THE Accident and Emergency Unit of the University College Hospital (UCH), Ibadan, was gutted by fire on Tuesday, igniting apprehension in the entire hospital, with thick smoke enveloping the frontage of the section.
Neither loss of life nor injury by staff and patients was recorded as sensitive rooms in the emergency section, the resuscitation room, the digital X-ray department, the operating theatre were also spared.
However, some couches and mattresses in the emergency department were not so lucky. There was also a major damage in the ceiling, necessitating the removal of the central air conditioning system.
The Accident and Emergency Ward of the University College Hospital, Ibadan was gutted by fire on Tuesday.
As a result of the incident, multi-million naira building and equipment were destroyed.
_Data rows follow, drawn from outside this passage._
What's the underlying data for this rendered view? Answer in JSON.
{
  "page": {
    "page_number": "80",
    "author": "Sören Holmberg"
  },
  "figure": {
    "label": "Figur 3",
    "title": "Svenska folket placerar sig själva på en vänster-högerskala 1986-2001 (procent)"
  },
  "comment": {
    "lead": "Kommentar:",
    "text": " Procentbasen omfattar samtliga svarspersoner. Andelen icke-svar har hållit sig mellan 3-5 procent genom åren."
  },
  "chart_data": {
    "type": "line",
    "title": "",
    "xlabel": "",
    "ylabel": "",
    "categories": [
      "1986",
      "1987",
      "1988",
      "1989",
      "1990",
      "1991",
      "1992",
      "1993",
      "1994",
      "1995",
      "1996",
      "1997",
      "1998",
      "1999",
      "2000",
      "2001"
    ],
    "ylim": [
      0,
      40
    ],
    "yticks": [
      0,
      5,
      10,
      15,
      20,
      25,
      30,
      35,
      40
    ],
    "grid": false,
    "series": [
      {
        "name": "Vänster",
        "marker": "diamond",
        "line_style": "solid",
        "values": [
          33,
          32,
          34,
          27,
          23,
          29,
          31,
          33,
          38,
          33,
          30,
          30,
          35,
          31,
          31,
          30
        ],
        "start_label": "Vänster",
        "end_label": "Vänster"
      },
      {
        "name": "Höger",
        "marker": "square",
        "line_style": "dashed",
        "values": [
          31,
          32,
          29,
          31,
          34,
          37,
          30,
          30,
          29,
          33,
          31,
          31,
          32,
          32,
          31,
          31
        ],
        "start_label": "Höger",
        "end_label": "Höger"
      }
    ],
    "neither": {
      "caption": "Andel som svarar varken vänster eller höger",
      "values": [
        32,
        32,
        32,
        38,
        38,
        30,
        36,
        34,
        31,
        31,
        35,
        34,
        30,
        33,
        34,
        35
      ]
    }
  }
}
Eyewitnesses said the fire began with a loud explosion, with patients running in different directions as a result of the commotion it created.
An eyewitness said the explosion that occured before the fire was loud, adding that people around the place ran in different directions for safety.
It was reported that many many patients were rushed out from the wards, some on crushes and even beds., with relatives entering the building in a bid to save their loved ones on admission.
All the patients were, however, evacuated safely.
Speaking on the incident, the Chief Medical Director of the hospital, Professor Temitope Alonge, said at about 4.00 p.m., a spark ignited the insulator around the air conditioning system, resulting in the fire.
The CMD also revealed that some hours before the incident, staff of electrical department had noticed that a solar panel switch had a fault, which was quickly fixed.
According to him, since the fault did not come directly from the main electrical supply from Ibadan Distribution Company, the technicians decided to put on the electricity supply.
Soon after inspecting the scene, Professor Alonge said “I was on hospital round and was on the second floor in the theatre complex building when I heard people crying for help. I saw a thick smoke, came down the ramp and walked straight to the emergency department only to see a fire outbreak.
“But the good news is that apart from the fact that we did not have anybody injured, both staff and patients, the sensitive rooms in the emergency – the resuscitation room, the digital X-ray department, the operating theatre – were spared. It was the central location that was a disaster, but everything had been curtailed.
“The second thing I am grateful to God for is the central AC system actually had its base in the basement of the emergency department. A few weeks ago, we had budded the system because it was becoming a nuisance to the hospital as cats were breeding there, water soaking through the insulators and damaging various ceilings in the operating rooms and many offices.